The iQ International Efficiency Model chooses stocks of large-cap companies with foreign headquarters in order to pursue long-term capital appreciation. The Model aims to expose investors to reputable, large-cap companies that conduct business overseas. The investment strategy typically concentrates on picking businesses that have a high relative cash flow and the potential for long-term growth.

INVESTMENT PROCESS

The iQ International Efficiency Model selects its holdings based on the following rules-based investment process:

  • Starting Universe = The largest (by Market Capitalization) 100 domestically-traded stocks not domiciled in North America.

  • Sort the 100 socks by cash flow return on invested capital* and select the top twenty on an equal-weight basis.

This model reconstitutes the first trading day of each February.

Why invest internationally?

Investing in international stocks can offer several potential benefits for investors. Here are some reasons why investors might choose to invest in international stocks:

1. Diversification: Investing in international stocks can provide diversification benefits by adding exposure to companies outside of the investor's home country. This can help to reduce portfolio risk and potentially enhance returns by tapping into the growth potential of companies in different regions.

2. Growth Potential: International stocks can offer growth opportunities that may not be available in the investor's home country. For example, some emerging market countries may be experiencing faster economic growth rates than more developed countries, which could provide potential growth opportunities for companies in those regions.

3. Access to Different Sectors: Investing in international stocks can provide exposure to different sectors that may not be well-represented in the investor's home country. For example, some international companies may be leaders in sectors such as healthcare, technology, or consumer goods, which could offer potential growth opportunities.

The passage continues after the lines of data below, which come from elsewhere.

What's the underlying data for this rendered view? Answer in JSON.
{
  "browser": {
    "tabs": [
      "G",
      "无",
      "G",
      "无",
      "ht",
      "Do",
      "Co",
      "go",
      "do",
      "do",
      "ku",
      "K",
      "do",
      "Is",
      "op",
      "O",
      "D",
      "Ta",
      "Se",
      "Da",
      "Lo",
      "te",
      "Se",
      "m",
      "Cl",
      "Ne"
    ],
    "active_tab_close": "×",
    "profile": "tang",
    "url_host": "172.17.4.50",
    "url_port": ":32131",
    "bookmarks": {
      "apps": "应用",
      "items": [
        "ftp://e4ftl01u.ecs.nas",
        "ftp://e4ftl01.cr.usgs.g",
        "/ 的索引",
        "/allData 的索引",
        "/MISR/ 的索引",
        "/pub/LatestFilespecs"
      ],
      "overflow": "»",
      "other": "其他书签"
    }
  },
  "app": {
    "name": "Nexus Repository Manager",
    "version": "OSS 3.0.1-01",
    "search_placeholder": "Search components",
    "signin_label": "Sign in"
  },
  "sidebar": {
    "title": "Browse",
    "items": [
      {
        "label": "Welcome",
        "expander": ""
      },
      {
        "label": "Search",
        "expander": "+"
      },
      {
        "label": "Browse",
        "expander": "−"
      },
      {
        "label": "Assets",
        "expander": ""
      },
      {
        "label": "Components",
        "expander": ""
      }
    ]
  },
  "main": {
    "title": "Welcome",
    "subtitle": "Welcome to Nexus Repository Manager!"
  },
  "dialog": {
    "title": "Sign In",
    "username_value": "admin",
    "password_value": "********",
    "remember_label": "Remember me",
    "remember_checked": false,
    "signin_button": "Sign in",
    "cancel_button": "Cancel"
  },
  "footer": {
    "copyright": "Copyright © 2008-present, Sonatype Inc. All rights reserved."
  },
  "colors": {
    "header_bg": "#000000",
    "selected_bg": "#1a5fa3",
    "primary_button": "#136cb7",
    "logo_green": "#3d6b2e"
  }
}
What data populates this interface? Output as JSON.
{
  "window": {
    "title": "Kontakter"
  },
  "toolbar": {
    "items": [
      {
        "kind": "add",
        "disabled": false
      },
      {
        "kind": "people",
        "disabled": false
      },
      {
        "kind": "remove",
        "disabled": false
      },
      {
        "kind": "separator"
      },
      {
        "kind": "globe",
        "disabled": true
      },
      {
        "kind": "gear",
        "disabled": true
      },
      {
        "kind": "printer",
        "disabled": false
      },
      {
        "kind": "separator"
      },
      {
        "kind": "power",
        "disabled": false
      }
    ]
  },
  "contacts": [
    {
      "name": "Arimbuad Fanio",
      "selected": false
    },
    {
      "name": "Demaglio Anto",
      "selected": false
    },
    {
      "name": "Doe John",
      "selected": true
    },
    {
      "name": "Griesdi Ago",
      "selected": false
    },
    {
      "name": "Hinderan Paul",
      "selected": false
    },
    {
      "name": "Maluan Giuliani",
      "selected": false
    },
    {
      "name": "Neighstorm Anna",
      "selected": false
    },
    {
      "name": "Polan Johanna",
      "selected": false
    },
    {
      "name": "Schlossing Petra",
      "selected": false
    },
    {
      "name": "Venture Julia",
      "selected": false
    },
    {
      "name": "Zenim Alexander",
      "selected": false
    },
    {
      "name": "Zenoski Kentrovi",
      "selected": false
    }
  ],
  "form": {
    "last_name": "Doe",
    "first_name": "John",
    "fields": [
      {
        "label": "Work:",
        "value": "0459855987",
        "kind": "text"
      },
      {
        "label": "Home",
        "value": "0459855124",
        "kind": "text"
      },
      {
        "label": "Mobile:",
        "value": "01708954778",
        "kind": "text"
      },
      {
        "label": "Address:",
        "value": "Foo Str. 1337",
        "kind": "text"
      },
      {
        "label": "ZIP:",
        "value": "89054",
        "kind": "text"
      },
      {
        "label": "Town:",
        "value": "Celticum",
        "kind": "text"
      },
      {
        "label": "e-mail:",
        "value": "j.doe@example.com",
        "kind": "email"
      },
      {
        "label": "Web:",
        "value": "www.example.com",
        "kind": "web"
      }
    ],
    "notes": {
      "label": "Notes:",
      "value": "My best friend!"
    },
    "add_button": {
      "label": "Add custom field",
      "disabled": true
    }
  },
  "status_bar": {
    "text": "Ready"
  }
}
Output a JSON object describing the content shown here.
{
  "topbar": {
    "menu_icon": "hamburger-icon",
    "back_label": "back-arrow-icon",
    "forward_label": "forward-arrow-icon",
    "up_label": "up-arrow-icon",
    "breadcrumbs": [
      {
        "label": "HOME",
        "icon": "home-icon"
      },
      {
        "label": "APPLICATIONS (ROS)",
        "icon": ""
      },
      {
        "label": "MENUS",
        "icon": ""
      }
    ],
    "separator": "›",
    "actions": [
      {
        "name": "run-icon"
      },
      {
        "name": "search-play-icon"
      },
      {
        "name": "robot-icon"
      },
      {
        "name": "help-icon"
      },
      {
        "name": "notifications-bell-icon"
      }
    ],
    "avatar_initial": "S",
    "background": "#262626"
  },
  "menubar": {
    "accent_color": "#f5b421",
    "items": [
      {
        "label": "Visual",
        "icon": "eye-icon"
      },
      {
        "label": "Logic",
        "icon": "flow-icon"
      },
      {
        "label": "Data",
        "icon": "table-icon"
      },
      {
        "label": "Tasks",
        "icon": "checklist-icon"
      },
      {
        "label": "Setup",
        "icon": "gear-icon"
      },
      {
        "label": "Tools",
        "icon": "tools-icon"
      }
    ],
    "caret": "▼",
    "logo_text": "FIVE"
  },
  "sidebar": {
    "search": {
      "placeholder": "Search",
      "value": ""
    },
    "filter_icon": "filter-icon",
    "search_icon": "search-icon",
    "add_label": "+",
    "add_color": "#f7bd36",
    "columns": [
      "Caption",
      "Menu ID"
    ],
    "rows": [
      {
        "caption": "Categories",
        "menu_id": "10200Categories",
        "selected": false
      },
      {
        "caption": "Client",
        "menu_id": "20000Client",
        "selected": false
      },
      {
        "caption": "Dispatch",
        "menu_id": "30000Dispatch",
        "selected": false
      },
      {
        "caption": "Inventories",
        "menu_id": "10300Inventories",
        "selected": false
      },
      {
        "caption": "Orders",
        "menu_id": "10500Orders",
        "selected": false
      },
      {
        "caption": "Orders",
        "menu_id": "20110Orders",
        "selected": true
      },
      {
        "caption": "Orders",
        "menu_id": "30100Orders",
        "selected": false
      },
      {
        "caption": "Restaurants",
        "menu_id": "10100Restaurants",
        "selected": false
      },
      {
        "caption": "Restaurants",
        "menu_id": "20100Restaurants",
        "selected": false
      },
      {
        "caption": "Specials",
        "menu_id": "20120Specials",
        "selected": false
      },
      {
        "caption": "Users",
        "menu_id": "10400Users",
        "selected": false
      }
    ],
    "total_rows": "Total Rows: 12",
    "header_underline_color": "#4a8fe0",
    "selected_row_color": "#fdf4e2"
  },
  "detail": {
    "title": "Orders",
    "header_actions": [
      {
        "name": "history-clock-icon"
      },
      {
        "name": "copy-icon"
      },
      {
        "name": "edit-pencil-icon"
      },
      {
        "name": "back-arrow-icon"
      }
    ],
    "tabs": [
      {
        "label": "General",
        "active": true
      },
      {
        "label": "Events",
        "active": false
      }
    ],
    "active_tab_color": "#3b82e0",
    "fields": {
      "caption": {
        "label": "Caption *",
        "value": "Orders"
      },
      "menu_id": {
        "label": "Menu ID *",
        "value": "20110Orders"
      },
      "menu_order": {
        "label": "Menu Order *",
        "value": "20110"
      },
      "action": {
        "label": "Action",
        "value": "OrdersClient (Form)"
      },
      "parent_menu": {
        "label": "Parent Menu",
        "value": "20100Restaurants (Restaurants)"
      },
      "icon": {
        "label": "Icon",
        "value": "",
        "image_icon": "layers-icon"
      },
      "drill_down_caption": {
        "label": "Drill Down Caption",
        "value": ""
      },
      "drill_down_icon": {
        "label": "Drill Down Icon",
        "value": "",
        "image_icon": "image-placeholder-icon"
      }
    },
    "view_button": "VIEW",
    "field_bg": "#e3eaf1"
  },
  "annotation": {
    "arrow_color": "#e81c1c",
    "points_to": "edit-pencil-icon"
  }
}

4. Currency Diversification: Investing in international stocks can provide exposure to different currencies, which can offer currency diversification benefits. This can be especially important for investors who are concerned about the potential impact of currency fluctuations on their investments.

5. Opportunity for Risk Management: Investing in international stocks can also offer potential opportunities for risk management by diversifying across countries and regions, as well as potentially benefiting from different economic and market cycles.

However, it's important to note that investing in international stocks can also come with risks, such as political instability, currency fluctuations, and economic uncertainty.